On Sunday I spoke to my parents. They’ve booked their flights to Europe; they’ll be coming this way in May and will stay here for ten weeks. Can’t wait. (But it is a very long wait.) They’ll be flying direct, which I warned Dad never to do. “But we’ll have three hours in Dubai,” Mum said. Bloody great. We ended up talking, for some reason, about the Māori language. In the three years I’ve been away, it seems to have exploded. Ring up your bank now, and apparently you get a Māori (or should I say Te Reo) lesson while you’re on hold. As if the god-awful music wasn’t bad enough. My parents and aunt and uncle resent all of this, and I don’t blame them. A lady in my apartment block just forwarded me a letter she’d sent to some MPs about our situation, and at the beginning and end of the letter she’d written a sentence in Māori, complete with macrons (which represent long vowels), like the one I’ve put on the a in Māori. This woman is 0% Māori, but presumably she thinks slipping into that tongue for a few lines will help her cause when dealing with politicians. It’s a beautiful, powerful language (and the argument that it isn’t a real language because it wasn’t originally written down is absurd), but Māorification seems to be going too far, and who knows where it will stop.

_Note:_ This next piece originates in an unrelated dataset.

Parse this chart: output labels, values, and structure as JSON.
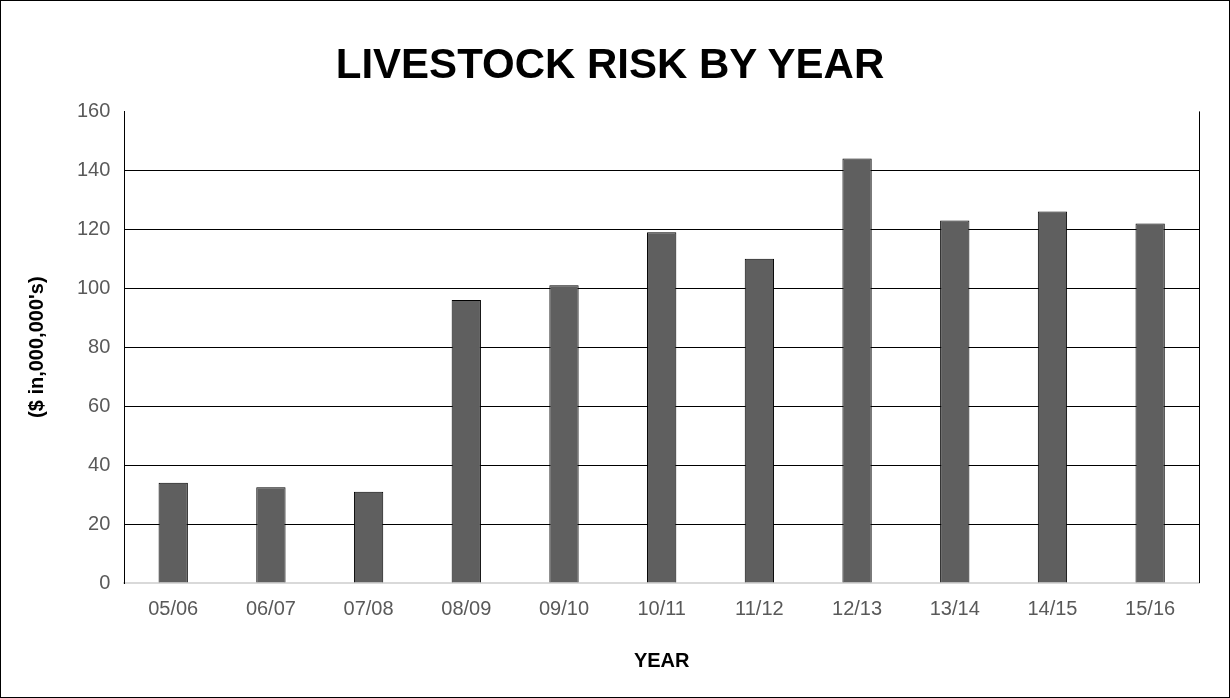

It’s real Autumn here now, and I don’t mind that at all. Spring and autumn in Timișoara are lovely.

A black day

Yesterday morning I switched on the seven o’clock news. To my shock, the first item (on Romanian TV) was a shooting that had taken place in two mosques in Christchurch. At that stage the details were fairly sketchy. “Between 9 and 25” deaths, they reported. After my first lesson, which finished at 9:30, I called my parents. Soon the death toll was being reported as 49, with dozens more seriously injured. The perpetrator is obviously a very sick individual, in the mould of Anders Breivik, who killed 77 people in Norway in 2011. I think the suspect even praised Breivik in his social media posts, although if you took everything you saw on social media at face value, you’d never leave the house.

New Zealand has seemed somehow immune from terrorism and extreme hatred, two islands of tranquillity in the Pacific. Now the country is dealing with its own 9/11. How could this happen? How could he get his hands on this sort of weapon so easily? I imagine legislation to tighten firearms laws will be rushed through parliament in the coming days. As for Christchurch, what a nightmarish nine years it has been.

For me, life has carried on as normal. Plenty of work this week (33 hours of teaching) with some quite knackering days mixed in. Yesterday I tried to get Albert (the seven-year-old) to watch Peppa Pig. It was otherwise a successful session, but Peppa Pig was a dead loss. This is boring. After less than five minutes. I get this quite a lot. I want to say “Get used to it buddy!” or “In a few years, being bored will be the least of your worries” or even “Tough shit!”. This morning’s lesson with the 17-year-old girl wasn’t easy. She has an £800 iPhone, which never stops beeping and buzzing and vibrating. Has she ever stopped to think that it’s weird to have a phone that most people in her city couldn’t dream of affording, having never earned a penny in her life? Today I wanted to take a hammer to it.